The question was received with concern. Glances were exchanged. There was a general shuffling of feet.
“Come on,” Alleyn said. “There’s no need to show the whites of your eyes over a harmless inquiry. I’ll give you a lead.” He raised his hand, “I’ve got a camera and I don’t mind betting most of you have. Hands up.” Mr. Reece, in the manner of seconding the motion, raised his. Seven more followed suit, one after another, until only six had not responded: three New Zealand housemen with Maria, Marco, and Hilda Dancy.
“Good,” Alleyn said. “Now. I’m going to ask those of you who do possess a camera to tell me what the make is and if you’ve used it at any time during the last week and if so, what you took. Mrs. Bacon?”
The response was predictable. A cross-section of cameras, from a wildly expensive type of self-developing instrument, the property of Mr. Reece, down to low-priced popular items at the falling-off-a-log level of simplicity, belonging to Sylvia Parry and two of the maids.
Mr. Ruby’s camera was another highly sophisticated and expensive version of instantaneous self-development. He had used it that very morning when he had lined up the entire houseparty with the Lodge for a background. He actually had the “picture,” as he consistently called the photograph, on him and showed it to Alleyn. There was Troy between Mr. Reece, who, as usual, conveyed nothing, and Signor Lattienzo, who playfully ogled her. And there, at the center, of course, the Sommita with her arm laid in tigerish possession across the shoulders of a haunted Rupert, while Silvia Parry, on his other side, looked straight ahead. A closer examination showed that she had taken his hand.
Alleyn himself, head and shoulders taller than his neighbors, was, he now saw with stoic distaste, being winsomely contemplated by the ubiquitous Hanley, three places removed in the back row.
Signor Lattienzo was a problem. He waved his hands and cast up his eyes. “Oh, my dear Mr. Alleyn!” he said. “Yes, I have a camera. It was presented to me by — forgive my conscious looks and mantling cheeks — a grateful pupil. Isabella, in fact. I cannot remember the name and have been unable to master its ridiculously complicated mechanism. I carry it about with me, in order to show keen.”

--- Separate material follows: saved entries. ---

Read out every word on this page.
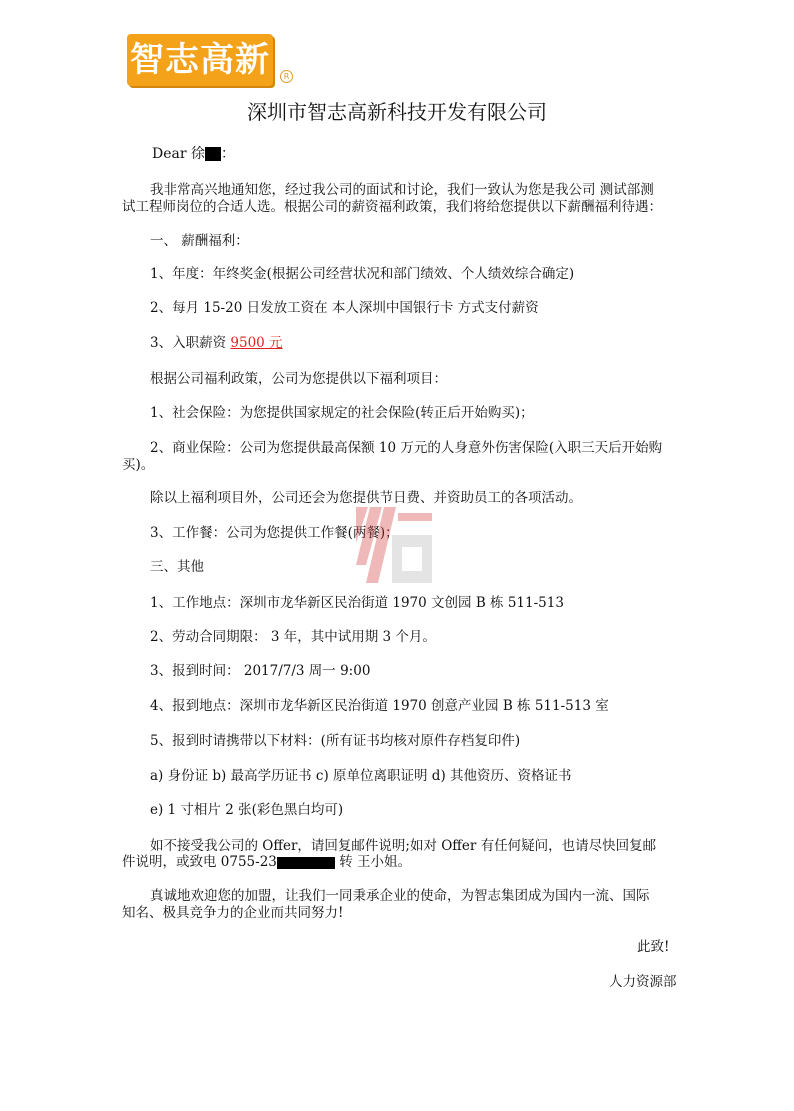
智志高新	R
深圳市智志高新科技开发有限公司
Dear 徐 ：
我非常高兴地通知您，经过我公司的面试和讨论，我们一致认为您是我公司 测试部测
试工程师岗位的合适人选。根据公司的薪资福利政策，我们将给您提供以下薪酬福利待遇：
一、 薪酬福利：
1、年度：年终奖金(根据公司经营状况和部门绩效、个人绩效综合确定)
2、每月 15-20 日发放工资在 本人深圳中国银行卡 方式支付薪资
3、入职薪资 9500 元
根据公司福利政策，公司为您提供以下福利项目：
1、社会保险：为您提供国家规定的社会保险(转正后开始购买)；
2、商业保险：公司为您提供最高保额 10 万元的人身意外伤害保险(入职三天后开始购
买)。
除以上福利项目外，公司还会为您提供节日费、并资助员工的各项活动。
3、工作餐：公司为您提供工作餐(两餐)；
三、其他
1、工作地点：深圳市龙华新区民治街道 1970 文创园 B 栋 511-513
2、劳动合同期限： 3 年，其中试用期 3 个月。
3、报到时间： 2017/7/3 周一 9:00
4、报到地点：深圳市龙华新区民治街道 1970 创意产业园 B 栋 511-513 室
5、报到时请携带以下材料：(所有证书均核对原件存档复印件)
a) 身份证 b) 最高学历证书 c) 原单位离职证明 d) 其他资历、资格证书
e) 1 寸相片 2 张(彩色黑白均可)
如不接受我公司的 Offer，请回复邮件说明;如对 Offer 有任何疑问，也请尽快回复邮
件说明，或致电 0755-23	转 王小姐。
真诚地欢迎您的加盟，让我们一同秉承企业的使命，为智志集团成为国内一流、国际
知名、极具竞争力的企业而共同努力!
此致!
人力资源部
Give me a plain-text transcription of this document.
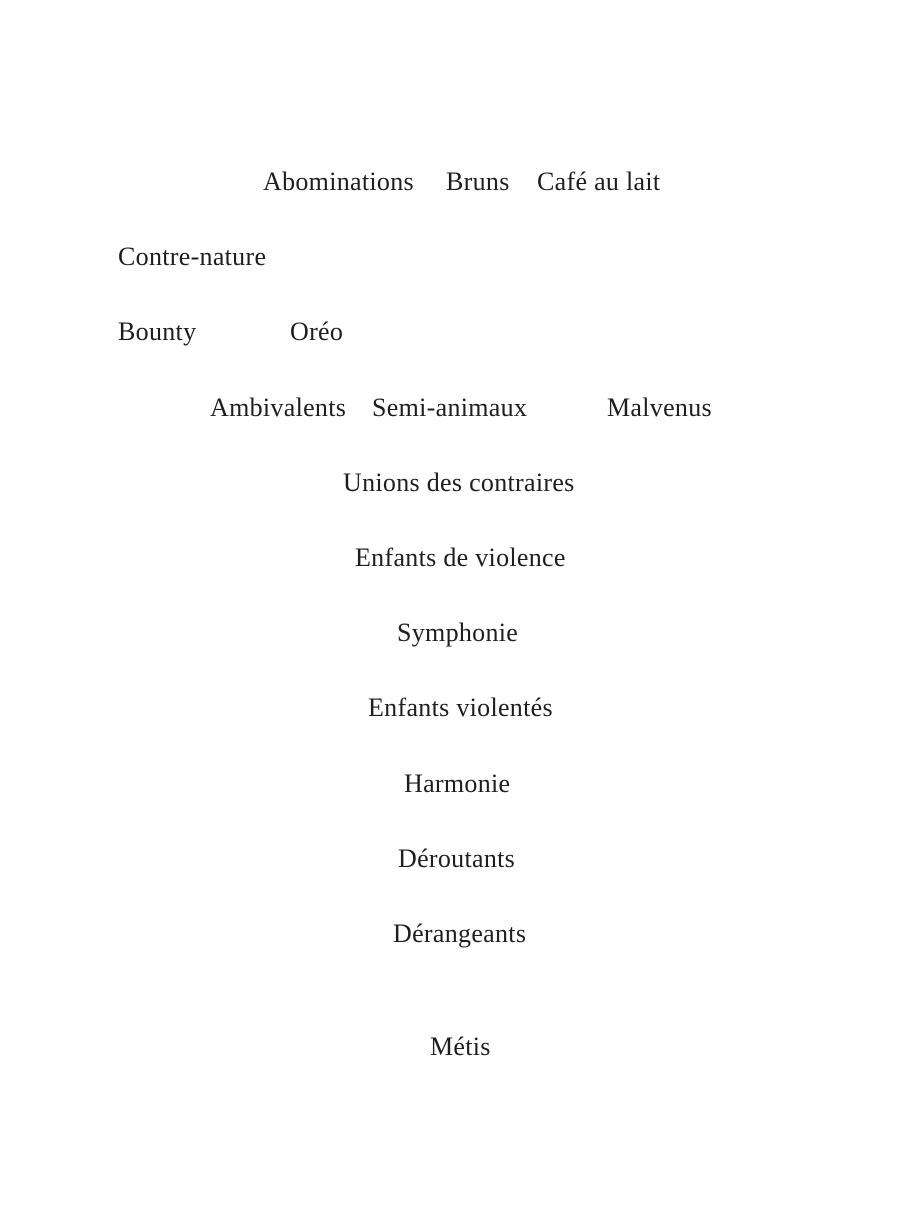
Abominations Bruns Café au lait
Contre-nature
Bounty	Oréo
Ambivalents Semi-animaux	Malvenus
Unions des contraires
Enfants de violence
Symphonie
Enfants violentés
Harmonie
Déroutants
Dérangeants
Métis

“And you haven’t used it?”
“Well,” said Signor Lattienzo. “In a sense I have used it. Yesterday. It upsets me to remember. Isabella proposed that I take photographs of her at the bathing pool. Rather than confess my incompetence, I aimed it at her and pressed a little protuberance. It gave no persuasive click. I repeated the performance several times but nothing emerged. As to any latent result, one has grave misgivings. If there are any, they rest in some prenatal state in the womb of the camera. You shall play the midwife,” offered Signor Lattienzo.
“Thank you. Perhaps if I could see the camera—?”
“But of course. Of course. Shall I fetch it?”
“Please do.”
Signor Lattienzo bustled away, but after a considerable period, during which Alleyn finished the general camera check, he returned looking flustered.
“Alas!” he proclaimed and spread his arms.
“Have you lost your camera?” Alleyn said.
“Not to say lost , my dear fellow. Mislaid . I suspect by the swimming pool. By now, one fears, drowned.”